Ever since a dismal performance and deserved 2-0 defeat against West Bromwich Albion, things have been looking up on the South Coast. In the 6 games played since that defeat, Southampton have lost only once, 1-0 at Anfield to a Liverpool side seemingly finding their feet after a difficult start to Brendan Rodgers' life as the Reds new manager.
The reason for this upturn in form? The defence has certainly begun to look more assured, with Maya Yoshida and Jose Fonte's improvement noticeable as the side has conceded only 4 goals in this 6 game period. Similarly, the promotion of Luke Shaw to the first team ahead of the struggling and seemingly out of his depth Danny Fox has made an obvious difference. Or is it the forward four of Puncheon, Ramirez, Lallana and Lambert finally clicking together? For me, the most significant reason for this upturn in form, alongside a clearly more favourable run of games, has to be the return of Jack Cork in the centre of midfield.

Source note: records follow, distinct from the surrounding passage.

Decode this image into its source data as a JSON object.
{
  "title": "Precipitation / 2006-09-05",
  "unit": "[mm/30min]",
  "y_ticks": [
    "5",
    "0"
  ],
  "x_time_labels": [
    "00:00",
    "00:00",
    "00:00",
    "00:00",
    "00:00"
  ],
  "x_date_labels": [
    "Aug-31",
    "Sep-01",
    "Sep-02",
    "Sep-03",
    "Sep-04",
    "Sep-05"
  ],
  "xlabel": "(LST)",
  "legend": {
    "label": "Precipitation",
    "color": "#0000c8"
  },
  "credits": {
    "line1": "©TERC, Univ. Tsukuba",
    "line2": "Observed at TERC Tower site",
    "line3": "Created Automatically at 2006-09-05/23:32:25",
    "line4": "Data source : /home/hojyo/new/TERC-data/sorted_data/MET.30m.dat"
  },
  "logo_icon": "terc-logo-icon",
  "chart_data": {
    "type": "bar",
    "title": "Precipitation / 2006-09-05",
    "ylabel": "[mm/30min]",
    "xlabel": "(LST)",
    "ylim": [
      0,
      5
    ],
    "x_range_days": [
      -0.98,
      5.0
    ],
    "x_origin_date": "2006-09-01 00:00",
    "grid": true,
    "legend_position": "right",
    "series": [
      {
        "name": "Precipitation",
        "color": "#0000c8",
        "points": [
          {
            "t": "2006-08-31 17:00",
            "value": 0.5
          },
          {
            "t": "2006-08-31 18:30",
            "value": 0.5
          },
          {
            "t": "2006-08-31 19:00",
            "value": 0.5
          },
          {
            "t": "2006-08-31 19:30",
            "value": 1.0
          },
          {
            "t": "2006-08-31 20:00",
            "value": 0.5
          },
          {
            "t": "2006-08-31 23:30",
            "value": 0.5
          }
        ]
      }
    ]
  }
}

The standout difference between the two teams on that horrible, and believe me, cold night at the Hawthorns, was the dominance of West Bromwich Albion’s two defensive midfielders, Youssouf Mulumbu and Claudio Yacob, ahead of Southampton’s Morgan Schneiderlin and Steven Davis. The need for better protection for the back four was clear as they took time to adapt to the Premier League, and Cork has done that, and more, as his return to first team action has led to Saints not only looking more solid defensively, but also more dominant in midfield. Cork's biggest strength is that he does the basic things well; he's a solid tackler, a consistent passer, and an intelligent thinker. He often makes the right decisions and this has freed up the players in front of him to attack with more confidence, without worrying that they'll have to score 3 or 4 goals to get anything from the game. In fact, against Norwich and Swansea, Southampton didn't look like conceding, and only did after costly errors from young Goalkeeper Paulo Gazzanigga.
By giving the defence better protection, and by being reliable, if not error-free, when passing the football, Cork is proving a valuable piece of the Saints Jigsaw, and the massive confidence boost seen in the whole team can be partly put down to the return of the reliable midfielder, the only squad member to have played all 46 league games of the teams promotion to the Premier League from the Championship last season.
During that immensely successful campaign, it was easy to overlook the former Chelsea midfielder as the more attacking players including Rickie Lambert, Adam Lallana and, during the second half of the season, Billy Sharp, inexcusably loaned to Nottingham Forest at the start of this season, took centre stage. But, as has been the case on countless occasions in football, his importance to the team was most noticed when he wasn’t there. Without him Southampton made what was already an exceptionally difficult looking start to Premier League life look nigh on impossible and, despite an impressive scoring rate for a newly promoted side, their leaky defence made any chance of a result look very unlikely. Cork’s return to the team has undoubtedly corresponded with a more favourable run of games but it has also coincided with a defensive turnaround that is nothing short of staggering, which is, in this writer’s opinion, no coincidence. The positional discipline that he provides for his team increases the support given to the defence, rather than leaving it to the previously overworked Morgan Schneiderlin to do provide all the protection on his own, and it also frees up the more creative players, Gaston Ramirez being the prime example, to find space and make things happen in the attacking third of the pitch. Southampton look a more cohesive unit and, while it helps that Adkins has been able to name a mostly unchanged side during this run, Cork has been the standout player who has made things tick for the side.
It is imperative the midfielder stay injury-free for as much of the season as possible, as with him lies Southampton's best chance of keeping their place in the division. Saints will need to be at their best over the Christmas period as after a seemingly winnable, and massive game, at home against Sunderland next, they visit Fulham and Stoke, two of the strongest teams at their respective homes in the division, before the visit of Arsenal on New Year’s Day. With Cork fit and playing so well, Saints will at least feel confident of their ability to spring a few surprises.